Ich halte ebenso Tucholskaja für gar nichts - Identitäten interessieren mich wenig -, sondern habe nur ihre Art des Argumentierens beschrieben. Frau Tucholskaja kann sich gerne für rechts, links, grün, rot, braun oder gepunktet halten, mich interessiert, was sie sagt und wie sie es sagt. Zur "Stichhaltigkeit" ihrer "Argumente" wurden ja bereits Kommentare gemacht, zu denen Sie oder sie sich gerne verhalten können.
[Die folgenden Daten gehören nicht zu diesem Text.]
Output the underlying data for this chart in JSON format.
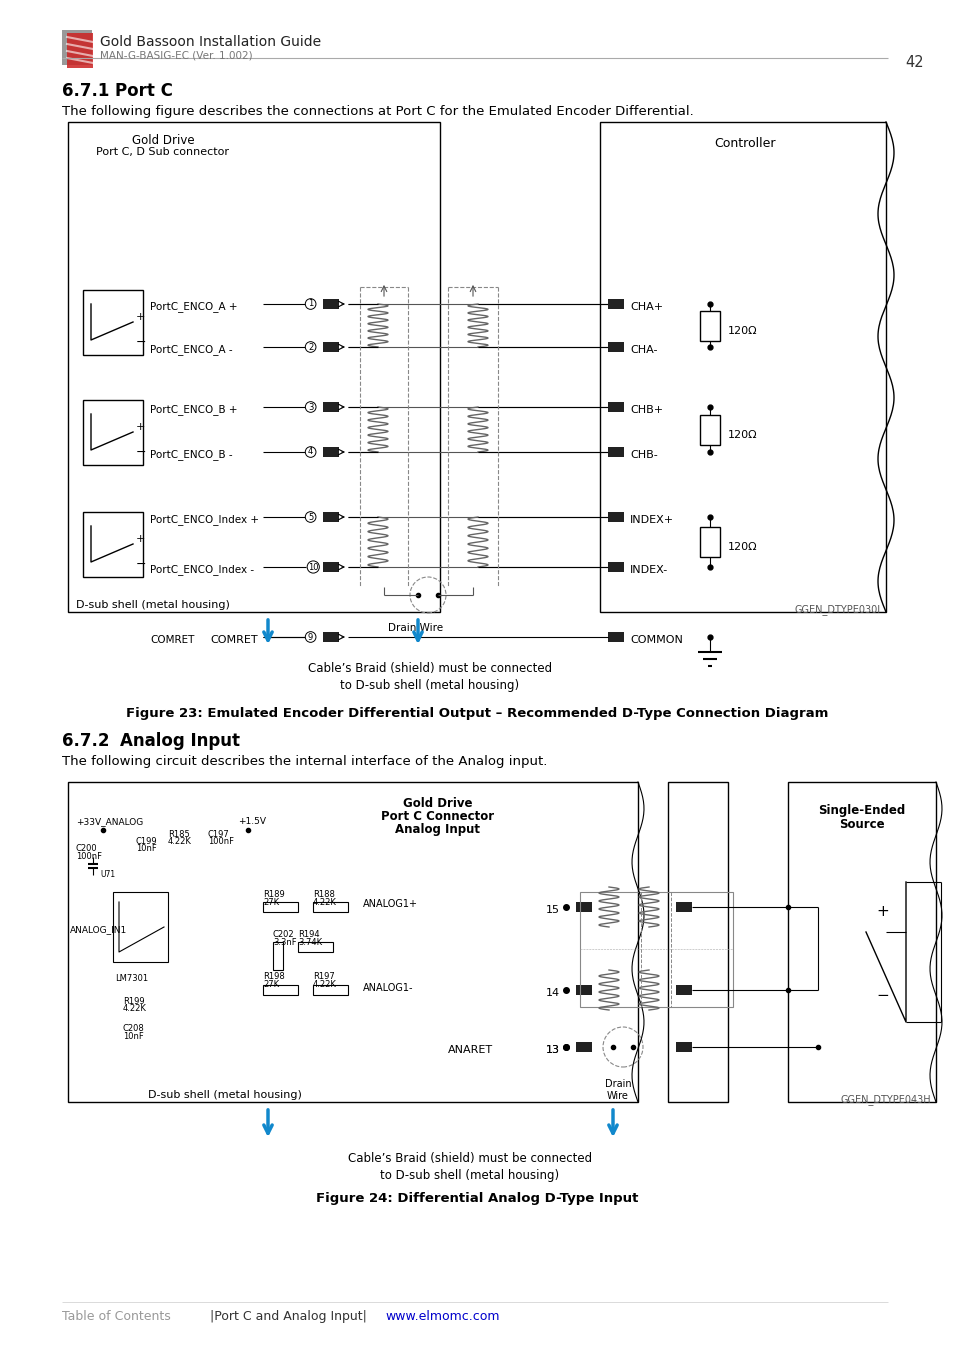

Was Frau Bilge angeht, die ich wie gesagt persönlich nicht kenne - Sie vermutlich auch nicht -, bedeutet eine Diskussion über ihre Motivationen, sich weit aus dem Fenster zu lehnen. Selbstverständlich nehme ich an, dass sie ihre politischen Entscheidungen eigenverantwortlich trifft. Es wäre allerdings naiv anzunehmen, dass nicht komplexere politische Entscheidungen und Netzwerke mitverantwortlich dafür sind, eine prominente öffentliche Position einnehmen zu können in einer Veranstaltung, die - wie erwähnt - Teil einer größeren Kampagne ist. Weder spannt sich eine*r ganz selbst vor einen Karren, noch wird da nur gespannt. Und irgendwer hat ja auch immer den Karren erst gebaut. Nichtsdestotrotz: Da wäre sicher eine bessere Formulierung von Herrn Rittberger möglich gewesen, das sehe ich auch so.
An den politischen Zusammenhängen und der Instrumentalisierung von Gewalt gegen Frauen für völkische und rassistische Propaganda ändert dies allerdings nichts, und dazu habe ich auch von ihnen keinerlei Gegenargument gelesen, sondern nur rhetorische Fragen. Selbstverständlich haben "rechte Frauen" das Recht auf eine Demonstration, das hat hier niemand in Frage gestellt. Es wurden lediglich die politischen Zielsetzungen und Inhalte kritisiert. Mit dem von Ihnen erwähnten "simplen Schweigemarsch" meinen Sie vermutlich die Veranstaltung im Januar, die vom Reichsbürger und Verschwörungstheoretiker Marco Kurz in Zusammenarbeit mit der lokalen Identitären Bewegung organisiert worden war, bei dem rechte Hooligans, NPD-Leute und Aktivisten vom III: Weg mitmarschierten und der mit "Wir sind das Volk"-Rufen und dem Absingen des Deutschlandliedes endete? Es gab wohl eine Gruppe mit bunten Regenschirmen an der Gedenkstelle für die Ermordete, die den Platz nicht für diesen "Marsch" räumen wollte und daraufhin angegangen wurde. Von Schweigen war da nicht viel zu merken. Vielleicht gibt dieses Video einen Eindruck davon: www.youtube.com/watch?v=7tfiQ_I2-qw
Viel Vergnügen noch in ihrer "wilden Schwermut".